Lettre de Shila : “Que voyons-nous ?”

Bonjour chers enfants, comment allez-vous ? Hier matin, alors que je gambadais dans mon petit pré pour saluer mon cher Kuttan qui m’apportait mon petit-déjeuner, j’ai trébuché sur un tronc d’arbre posé la veille pour rallier la scierie de mon petit village.

Ouille ouille ouille, ma patte gauche n’a pas su éviter cet obstacle inattendu : je vous avoue que ce matin j’ai un peu mal à mon extrémité, côté dessous mon ventre en bas à gauche.

Mon cher Kuttan, toujours à mes côtés, mon soigneur, mon compagnon de tous les instants, a vu ma trompe aller et venir plus que de raison, mes oreilles se rétracter sur mes flancs (signe que je ne suis pas contente), et mes allées et venues dans le petit pré plus agitée qu’à l’accoutumée.

Kuttan aidé du médecin, m’a appliqué sur ma patte douloureuse des plantes médicinales :

Je me sens beaucoup mieux, merci Kuttan, merci Mister Doctor 😊

Par contre, je ne comprends toujours pas comme je n’ai pu voir ce tronc d’arbre contre lequel j’ai butté.  Saperlipopette ! Je connais par cœur mon petit pré, et là je n’ai rien vu arriver.

Grrr, Shila, tu ferais bien d’ouvrir grands tes yeux.

Excusez-moi les enfants pour cet incident ; je dois avouer qu’une fois brouté mon petit-déjeuner, me prennent des envies de m’assoupir sans doute parce que je digère doucement les mets succulents apportés par Kuttan.

Mon cher voisin Henri, qui lisait dans son patio les journaux du monde entier en fumant sa bidî, a vu que je trébuchais contre l’arbre et sursautais de douleur. Henri a rejoint aussitôt Kuttan et le médecin, pour voir si ce n’était pas grave.

Comme j’étais fâchée contre moi-même pour n’avoir pas vu l’obstacle dans mon petit pré, et avoir barri de douleurs moi qui n’aime pas embêter les voisins, Henri m’a expliqué que d’après les humains, nous autres les éléphants n’avons pas une très bonne vue.

Henri, Kuttan et le médecin me disent que si les éléphants ne voient pas beaucoup, les oreilles, la trompe, la bouche, sont nos meilleurs organes pour sentir et ressentir ce qui se trouve autour de nous.

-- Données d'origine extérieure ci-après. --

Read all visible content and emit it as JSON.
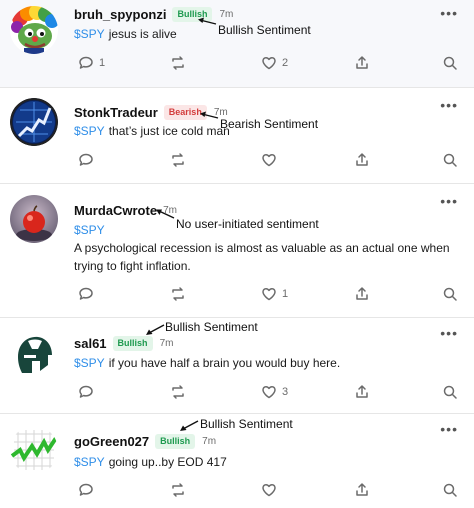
{
  "posts": [
    {
      "username": "bruh_spyponzi",
      "sentiment": "Bullish",
      "time": "7m",
      "ticker": "$SPY",
      "text": "jesus is alive",
      "comments": "1",
      "reshares": "",
      "likes": "2",
      "annotation": "Bullish Sentiment",
      "avatar_icon": "rainbow-pepe-clown-avatar"
    },
    {
      "username": "StonkTradeur",
      "sentiment": "Bearish",
      "time": "7m",
      "ticker": "$SPY",
      "text": "that’s just ice cold man",
      "comments": "",
      "reshares": "",
      "likes": "",
      "annotation": "Bearish Sentiment",
      "avatar_icon": "stock-chart-globe-avatar"
    },
    {
      "username": "MurdaCwrote",
      "sentiment": "",
      "time": "7m",
      "ticker": "$SPY",
      "text": "A psychological recession is almost as valuable as an actual one when trying to fight inflation.",
      "comments": "",
      "reshares": "",
      "likes": "1",
      "annotation": "No user-initiated sentiment",
      "avatar_icon": "red-apple-photo-avatar"
    },
    {
      "username": "sal61",
      "sentiment": "Bullish",
      "time": "7m",
      "ticker": "$SPY",
      "text": "if you have half a brain you would buy here.",
      "comments": "",
      "reshares": "",
      "likes": "3",
      "annotation": "Bullish Sentiment",
      "avatar_icon": "spartan-helmet-avatar"
    },
    {
      "username": "goGreen027",
      "sentiment": "Bullish",
      "time": "7m",
      "ticker": "$SPY",
      "text": "going up..by EOD 417",
      "comments": "",
      "reshares": "",
      "likes": "",
      "annotation": "Bullish Sentiment",
      "avatar_icon": "green-zigzag-chart-avatar"
    }
  ],
  "icons": {
    "comment": "comment-bubble-icon",
    "reshare": "reshare-arrows-icon",
    "like": "heart-icon",
    "share": "share-upload-icon",
    "search": "search-magnifier-icon",
    "more": "more-dots-icon"
  },
  "colors": {
    "ticker": "#2f8ee8",
    "bullish_text": "#1e9a4f",
    "bullish_bg": "#e3f5e9",
    "bearish_text": "#d33c3c",
    "bearish_bg": "#fbe6e6"
  }
}
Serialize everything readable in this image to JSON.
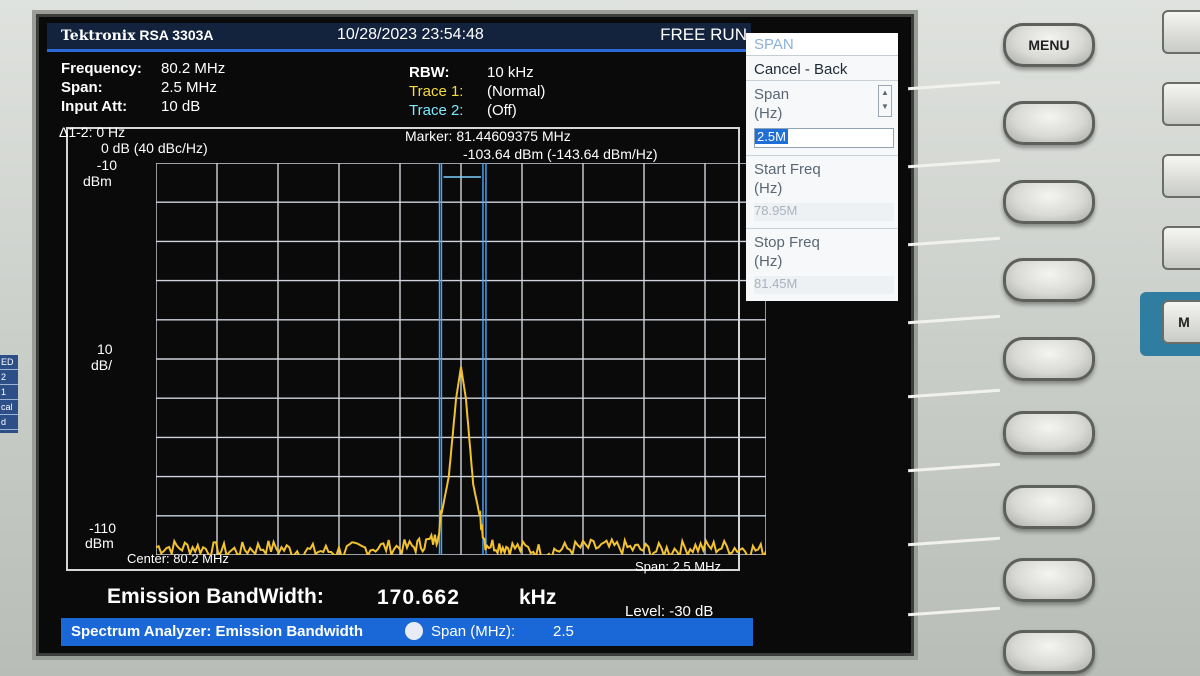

Humm, d’accord chers enfants : moi l’éléphante n’y voit que pouic, mais sais entendre, renifler et goûter bien plus que d’autres animaux et que vous autres, les humains.

Ces nouvelles réconfortantes m’embarrassent un peu quand même ; comment vais-je faire pour mettre au dessin, à la peinture, avec des yeux si limités par nature ? Vous savez que je rumine l’espoir de me mettre à ces activités picturales, tant j’aime la couleur, et suis intriguée par les humains qui régulièrement dessinent devant moi :

Mais, nous, les animaux, voyons-nous bien les formes, les couleurs, les mouvements ? C’est vrai quoi, il faut un monde de couleurs, de mouvements, de formes, pour faire un monde.

L’ami médecin de Kuttan, qui était venu pour me soigner, m’a raconté que l’état des connaissances des humains à propos de ce que peuvent voir ou ne pas voir les animaux, est encore en développement.

Si j’ai bien compris, les grenouilles, les mouches, les oiseaux, les serpents sont les animaux qui discernent le mieux ce qu’il se passe autour d’eux. Pour la question de savoir quels animaux voient telle ou telle couleur, cela reste discuté.

Il y aurait des animaux qui voit telle couleur, d’autres animaux telle autre : c’est compliqué me dit mon médecin.

Hummm très intéressant chers enfants n’est-il pas ?

La question de savoir ce que nous voyons est alambiquée. Tantôt untel voit ceci avec précision, tantôt tel autre au même moment voit autre chose avec tout autant de précision ; tout est question de ce que nous pouvons voir…

Je demande de ce pas à Kuttan de me commander des lunettes, afin de pouvoir voir comme lui, Henri, mon médecin, et comme vous autres les humains.